As well as praying to be cured, Sohail began reading various religious texts that he thought could remove the 'disease of homosexuality'. 

In a desperate bid to rid him of his sexual inclination, Sohail begged his parents to find him a wife through an arranged marriage.

“Thankfully, my parents declined my request, otherwise I would have destroyed not only my life but the life of an unsuspecting innocent girl also.”

It was through this emotional adversity that Sohail began experiencing doubts about his religious beliefs.

“Out of all my peers, I had the most faith and belief in Islam. So when I began to have doubts about Islam it hit really hard.

“My first doubts were within the paradigm of Islam. The Qur’an teaches that magic is real, that angels taught the people of Babylon the dark secrets of black magic with the proviso that they not practice it ever.

“Also I began to doubt the morality of some of the things I believed in. Was it really right to kill apostates?

"Where was the freedom or justice in that? Was it right to stone people to death for any reason, least of all because they had had sex outside of marriage?

"Was it right to chop off the hand of the thief? What if the criminal was a victim of circumstance? Was it right that Islam treated women as inferior second class citizens? These burgeoning questions drew me into a well of confusion.”

Sohail says he fell into a “cycle of despair” deeming himself to be “one of the most evil people on earth.”

He said, “Not only was I attracted to other men but also I had just lost my faith. I was convinced I was being punished by God and that I deserved the torment that came my way.

"My self-esteem dropped. My studies suffered. I ended up having to leave medical school because of the severe depression and anxiety that I was suffering from.”

Sohail says that when he finally acknowledged his sexuality with himself at the age of 21, that was the moment he felt liberated and at peace.

However, this process had led to a deteriorating relationship with his parents and following a volatile discussion, Sohail revealed in an outburst that he no longer believed in God.

He was immediately told to pack his bags and leave the house.

During this time, Sohail’s parents had realised that their son was gay.

Over the next few weeks Sohail was subjected to four exorcisms, or ‘Ruqyah.’

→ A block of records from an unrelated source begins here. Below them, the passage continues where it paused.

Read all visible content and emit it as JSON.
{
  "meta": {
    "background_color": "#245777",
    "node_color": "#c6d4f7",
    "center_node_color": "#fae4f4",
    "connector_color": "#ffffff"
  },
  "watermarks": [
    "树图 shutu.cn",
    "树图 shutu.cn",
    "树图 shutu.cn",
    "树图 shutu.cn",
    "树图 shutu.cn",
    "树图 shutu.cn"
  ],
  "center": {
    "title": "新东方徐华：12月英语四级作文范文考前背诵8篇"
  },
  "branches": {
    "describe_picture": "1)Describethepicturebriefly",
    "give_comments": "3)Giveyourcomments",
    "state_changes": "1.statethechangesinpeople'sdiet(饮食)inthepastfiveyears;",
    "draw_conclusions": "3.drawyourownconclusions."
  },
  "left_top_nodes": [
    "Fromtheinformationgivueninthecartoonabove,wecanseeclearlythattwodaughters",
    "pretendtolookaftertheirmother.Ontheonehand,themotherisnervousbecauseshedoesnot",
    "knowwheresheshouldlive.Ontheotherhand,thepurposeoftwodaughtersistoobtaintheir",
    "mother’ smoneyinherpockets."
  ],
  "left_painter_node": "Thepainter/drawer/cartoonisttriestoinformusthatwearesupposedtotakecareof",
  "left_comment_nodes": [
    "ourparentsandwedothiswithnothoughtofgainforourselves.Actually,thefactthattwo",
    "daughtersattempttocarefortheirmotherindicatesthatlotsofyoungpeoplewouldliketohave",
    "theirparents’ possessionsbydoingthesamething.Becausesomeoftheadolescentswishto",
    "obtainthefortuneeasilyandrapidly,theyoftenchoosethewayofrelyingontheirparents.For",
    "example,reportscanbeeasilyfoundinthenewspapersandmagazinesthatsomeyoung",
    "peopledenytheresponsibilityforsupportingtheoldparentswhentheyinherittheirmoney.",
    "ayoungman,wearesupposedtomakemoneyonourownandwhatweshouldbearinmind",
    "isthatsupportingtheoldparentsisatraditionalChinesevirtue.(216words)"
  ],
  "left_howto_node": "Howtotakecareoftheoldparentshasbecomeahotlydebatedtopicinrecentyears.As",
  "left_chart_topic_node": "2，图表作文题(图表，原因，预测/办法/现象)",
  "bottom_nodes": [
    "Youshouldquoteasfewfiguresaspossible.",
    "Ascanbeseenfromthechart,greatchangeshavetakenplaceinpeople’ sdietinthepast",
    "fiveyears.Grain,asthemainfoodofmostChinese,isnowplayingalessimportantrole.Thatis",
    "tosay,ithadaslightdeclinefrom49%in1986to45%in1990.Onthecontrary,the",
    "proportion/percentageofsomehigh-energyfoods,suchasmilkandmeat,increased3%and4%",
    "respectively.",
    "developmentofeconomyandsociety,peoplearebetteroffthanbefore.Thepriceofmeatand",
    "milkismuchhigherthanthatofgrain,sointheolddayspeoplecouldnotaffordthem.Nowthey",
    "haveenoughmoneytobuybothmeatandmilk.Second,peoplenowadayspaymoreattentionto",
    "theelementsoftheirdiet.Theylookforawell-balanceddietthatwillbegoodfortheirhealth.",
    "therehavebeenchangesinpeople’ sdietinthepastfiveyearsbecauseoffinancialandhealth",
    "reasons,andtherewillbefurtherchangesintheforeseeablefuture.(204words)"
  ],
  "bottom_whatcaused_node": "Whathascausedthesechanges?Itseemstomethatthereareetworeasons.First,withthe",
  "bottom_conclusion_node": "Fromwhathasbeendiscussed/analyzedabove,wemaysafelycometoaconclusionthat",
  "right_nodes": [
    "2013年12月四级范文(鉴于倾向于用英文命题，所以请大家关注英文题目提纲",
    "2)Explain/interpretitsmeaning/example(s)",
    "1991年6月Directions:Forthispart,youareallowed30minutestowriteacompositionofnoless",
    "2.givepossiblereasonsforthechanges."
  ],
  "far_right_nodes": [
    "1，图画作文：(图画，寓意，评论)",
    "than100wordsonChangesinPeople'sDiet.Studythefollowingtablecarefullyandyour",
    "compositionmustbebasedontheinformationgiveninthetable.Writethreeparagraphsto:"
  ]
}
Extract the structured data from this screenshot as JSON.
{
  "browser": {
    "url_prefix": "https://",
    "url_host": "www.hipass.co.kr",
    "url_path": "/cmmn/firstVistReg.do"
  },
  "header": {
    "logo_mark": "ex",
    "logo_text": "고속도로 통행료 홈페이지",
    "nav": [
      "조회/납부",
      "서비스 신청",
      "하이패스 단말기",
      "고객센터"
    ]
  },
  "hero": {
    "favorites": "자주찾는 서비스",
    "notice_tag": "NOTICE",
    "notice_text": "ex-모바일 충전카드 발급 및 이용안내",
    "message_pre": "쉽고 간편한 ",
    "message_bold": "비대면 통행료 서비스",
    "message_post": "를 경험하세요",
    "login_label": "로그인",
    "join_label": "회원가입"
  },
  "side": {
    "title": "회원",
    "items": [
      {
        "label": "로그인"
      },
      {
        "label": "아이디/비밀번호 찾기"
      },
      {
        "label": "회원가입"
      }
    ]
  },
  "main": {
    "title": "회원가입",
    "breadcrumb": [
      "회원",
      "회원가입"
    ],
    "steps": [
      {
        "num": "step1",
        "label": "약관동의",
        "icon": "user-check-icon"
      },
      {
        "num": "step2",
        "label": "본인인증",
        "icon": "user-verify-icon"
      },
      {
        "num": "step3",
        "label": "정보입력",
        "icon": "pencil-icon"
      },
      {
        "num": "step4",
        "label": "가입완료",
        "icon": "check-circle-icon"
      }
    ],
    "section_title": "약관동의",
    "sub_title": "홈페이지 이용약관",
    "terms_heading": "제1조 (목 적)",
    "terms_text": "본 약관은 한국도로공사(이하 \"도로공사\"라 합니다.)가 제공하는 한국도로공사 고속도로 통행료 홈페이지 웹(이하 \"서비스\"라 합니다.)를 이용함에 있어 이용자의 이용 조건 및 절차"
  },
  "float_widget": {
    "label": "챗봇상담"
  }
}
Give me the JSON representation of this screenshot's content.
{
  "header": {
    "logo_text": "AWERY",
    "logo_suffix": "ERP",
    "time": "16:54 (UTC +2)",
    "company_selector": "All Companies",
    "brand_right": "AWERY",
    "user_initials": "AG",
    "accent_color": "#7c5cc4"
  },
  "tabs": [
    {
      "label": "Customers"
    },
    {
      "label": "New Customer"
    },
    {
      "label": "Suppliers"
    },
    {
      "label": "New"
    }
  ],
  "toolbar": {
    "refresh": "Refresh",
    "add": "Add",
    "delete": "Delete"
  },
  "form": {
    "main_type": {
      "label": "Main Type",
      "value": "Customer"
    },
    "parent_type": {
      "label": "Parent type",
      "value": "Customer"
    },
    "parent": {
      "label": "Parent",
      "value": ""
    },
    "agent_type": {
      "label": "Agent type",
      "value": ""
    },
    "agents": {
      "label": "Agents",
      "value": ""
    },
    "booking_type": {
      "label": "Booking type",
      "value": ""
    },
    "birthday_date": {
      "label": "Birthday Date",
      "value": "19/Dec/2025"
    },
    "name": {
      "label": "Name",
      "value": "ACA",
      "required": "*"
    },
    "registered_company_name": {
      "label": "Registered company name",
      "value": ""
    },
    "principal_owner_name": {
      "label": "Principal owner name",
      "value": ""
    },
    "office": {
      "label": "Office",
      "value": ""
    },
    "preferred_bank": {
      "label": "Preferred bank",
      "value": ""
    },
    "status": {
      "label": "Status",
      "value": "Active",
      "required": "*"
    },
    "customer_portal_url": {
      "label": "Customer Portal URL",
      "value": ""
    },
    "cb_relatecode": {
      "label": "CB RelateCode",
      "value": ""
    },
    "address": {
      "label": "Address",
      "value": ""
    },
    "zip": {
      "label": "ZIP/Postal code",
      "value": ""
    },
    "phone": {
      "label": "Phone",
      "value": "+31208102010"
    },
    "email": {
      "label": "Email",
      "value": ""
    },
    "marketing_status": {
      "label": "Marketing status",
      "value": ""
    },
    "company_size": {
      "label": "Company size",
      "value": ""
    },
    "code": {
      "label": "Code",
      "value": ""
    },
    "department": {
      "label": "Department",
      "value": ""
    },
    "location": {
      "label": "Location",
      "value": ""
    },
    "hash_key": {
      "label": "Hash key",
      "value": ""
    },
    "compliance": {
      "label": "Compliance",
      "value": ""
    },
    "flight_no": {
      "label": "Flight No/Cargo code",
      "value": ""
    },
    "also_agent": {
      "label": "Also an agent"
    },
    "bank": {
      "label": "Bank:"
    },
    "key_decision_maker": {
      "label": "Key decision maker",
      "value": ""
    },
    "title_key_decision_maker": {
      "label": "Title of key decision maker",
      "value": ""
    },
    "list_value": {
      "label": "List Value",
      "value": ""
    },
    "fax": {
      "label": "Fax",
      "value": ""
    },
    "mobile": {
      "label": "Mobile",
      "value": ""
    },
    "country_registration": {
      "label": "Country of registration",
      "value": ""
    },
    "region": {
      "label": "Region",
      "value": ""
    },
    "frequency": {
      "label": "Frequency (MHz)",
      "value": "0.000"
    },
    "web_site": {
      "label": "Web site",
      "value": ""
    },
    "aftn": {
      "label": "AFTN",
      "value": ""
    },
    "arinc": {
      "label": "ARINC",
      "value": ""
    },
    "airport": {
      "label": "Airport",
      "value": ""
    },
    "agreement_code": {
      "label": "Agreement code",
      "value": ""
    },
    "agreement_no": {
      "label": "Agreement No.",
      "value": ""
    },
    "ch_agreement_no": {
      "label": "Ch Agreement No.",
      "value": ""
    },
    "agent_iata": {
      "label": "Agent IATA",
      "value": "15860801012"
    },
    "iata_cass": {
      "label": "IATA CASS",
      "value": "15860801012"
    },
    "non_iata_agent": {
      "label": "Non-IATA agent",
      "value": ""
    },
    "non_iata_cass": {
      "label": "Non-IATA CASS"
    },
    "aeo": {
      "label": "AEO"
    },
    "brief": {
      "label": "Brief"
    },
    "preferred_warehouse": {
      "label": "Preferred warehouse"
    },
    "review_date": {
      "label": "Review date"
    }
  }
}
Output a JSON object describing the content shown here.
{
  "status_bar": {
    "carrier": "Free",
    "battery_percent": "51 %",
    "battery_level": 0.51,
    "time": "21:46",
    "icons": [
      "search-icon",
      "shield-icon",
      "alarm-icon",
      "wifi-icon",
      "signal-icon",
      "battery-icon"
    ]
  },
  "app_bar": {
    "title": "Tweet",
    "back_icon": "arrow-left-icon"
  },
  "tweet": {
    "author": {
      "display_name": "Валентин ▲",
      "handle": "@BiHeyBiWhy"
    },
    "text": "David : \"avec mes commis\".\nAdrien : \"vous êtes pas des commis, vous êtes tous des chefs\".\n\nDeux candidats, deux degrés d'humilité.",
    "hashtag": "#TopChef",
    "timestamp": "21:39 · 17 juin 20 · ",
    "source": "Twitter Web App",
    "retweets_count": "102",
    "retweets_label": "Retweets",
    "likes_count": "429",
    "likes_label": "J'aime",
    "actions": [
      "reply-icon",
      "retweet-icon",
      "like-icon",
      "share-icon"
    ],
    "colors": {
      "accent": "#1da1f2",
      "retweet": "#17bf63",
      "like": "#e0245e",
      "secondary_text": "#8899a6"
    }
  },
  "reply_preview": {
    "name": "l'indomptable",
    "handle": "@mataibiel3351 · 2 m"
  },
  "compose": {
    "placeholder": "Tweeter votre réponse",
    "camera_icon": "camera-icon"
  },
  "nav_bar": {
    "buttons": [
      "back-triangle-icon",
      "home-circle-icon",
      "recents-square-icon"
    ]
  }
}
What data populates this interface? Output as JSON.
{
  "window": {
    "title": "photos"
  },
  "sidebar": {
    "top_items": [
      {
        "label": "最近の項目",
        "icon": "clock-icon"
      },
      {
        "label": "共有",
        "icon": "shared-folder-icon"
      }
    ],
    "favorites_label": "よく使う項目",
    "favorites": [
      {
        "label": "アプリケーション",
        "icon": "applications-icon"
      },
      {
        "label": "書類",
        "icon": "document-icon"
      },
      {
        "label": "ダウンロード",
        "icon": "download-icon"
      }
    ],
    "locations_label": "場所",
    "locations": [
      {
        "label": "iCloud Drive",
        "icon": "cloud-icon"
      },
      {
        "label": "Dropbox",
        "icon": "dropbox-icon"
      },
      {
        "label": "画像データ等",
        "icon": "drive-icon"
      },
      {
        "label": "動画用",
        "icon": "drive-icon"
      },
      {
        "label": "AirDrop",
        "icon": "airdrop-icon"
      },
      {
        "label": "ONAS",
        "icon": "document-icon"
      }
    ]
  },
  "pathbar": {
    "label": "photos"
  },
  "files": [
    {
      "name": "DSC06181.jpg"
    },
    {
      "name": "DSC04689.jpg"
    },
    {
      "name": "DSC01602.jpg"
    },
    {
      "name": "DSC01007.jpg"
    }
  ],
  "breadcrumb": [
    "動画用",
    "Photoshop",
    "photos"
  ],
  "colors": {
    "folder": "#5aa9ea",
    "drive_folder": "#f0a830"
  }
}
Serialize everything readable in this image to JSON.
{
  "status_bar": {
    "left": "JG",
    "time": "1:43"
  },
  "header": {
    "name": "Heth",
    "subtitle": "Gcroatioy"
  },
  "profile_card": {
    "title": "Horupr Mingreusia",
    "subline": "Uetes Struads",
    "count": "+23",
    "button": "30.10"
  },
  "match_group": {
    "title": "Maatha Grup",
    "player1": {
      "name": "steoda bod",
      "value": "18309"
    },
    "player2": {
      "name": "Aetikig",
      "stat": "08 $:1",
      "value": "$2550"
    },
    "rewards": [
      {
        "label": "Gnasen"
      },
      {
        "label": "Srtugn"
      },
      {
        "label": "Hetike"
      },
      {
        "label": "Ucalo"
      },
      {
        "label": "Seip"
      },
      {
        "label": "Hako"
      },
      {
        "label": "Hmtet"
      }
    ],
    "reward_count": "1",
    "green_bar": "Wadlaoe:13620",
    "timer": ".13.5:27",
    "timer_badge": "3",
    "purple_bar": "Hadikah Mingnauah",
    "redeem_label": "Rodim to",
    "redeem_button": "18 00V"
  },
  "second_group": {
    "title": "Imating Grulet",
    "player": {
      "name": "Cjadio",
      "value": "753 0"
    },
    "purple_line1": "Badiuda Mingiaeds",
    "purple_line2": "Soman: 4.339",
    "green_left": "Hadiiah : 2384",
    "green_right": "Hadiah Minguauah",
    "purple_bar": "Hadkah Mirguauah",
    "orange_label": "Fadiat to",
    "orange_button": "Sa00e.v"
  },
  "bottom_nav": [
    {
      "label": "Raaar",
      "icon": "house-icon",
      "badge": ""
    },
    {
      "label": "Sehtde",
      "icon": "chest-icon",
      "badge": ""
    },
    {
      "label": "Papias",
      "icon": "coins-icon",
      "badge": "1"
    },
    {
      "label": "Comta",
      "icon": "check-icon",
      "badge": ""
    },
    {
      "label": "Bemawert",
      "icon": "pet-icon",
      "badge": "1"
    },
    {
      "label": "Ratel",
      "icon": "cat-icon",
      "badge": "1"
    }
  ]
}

“Every exorcism would send me skidding into a spiral of depression and anxiety.

"Even though my rational mind knew that the exorcisms had no truth behind them, because everyone believed that I was possessed by demons.”

The anxiety Sohail endured as a result of the Ruqiyah culminated in a suicide attempt.

“I was in the process of preparing to hang myself using the wardrobe in my bedroom when my father walked in on me.

"I talked to my father and he convinced me to not kill myself. I thank him for that much, if not anything else.”

After the suicide attempt, Sohail decided to move out of his home and into student accommodation at Queen Mary University.

“My parents didn’t even say a word to me.

“At university it felt liberating being free to tell everyone about my sexuality.

“I met a few other ex-Muslims university, Queen Mary and together we decided we would run the Atheism, Secularism and Humanism society.

“Now I’m an activist and I campaign for ex-Muslim rights against Islamist radicalisation on university campuses and for women’s rights and LGBT rights.

“I refer to myself as an Agnostic Deist and a Cultural Muslim. I am an Agnostic Deist in that I am not sure if a God exists, but if a God were to exist I’m sure he or she would be the Deist’s God.

"I still follow the customs and traditions of Islam for the spiritual aspect of it all, and as such refer to myself as a Cultural Muslim. Hence I am happy, at last.”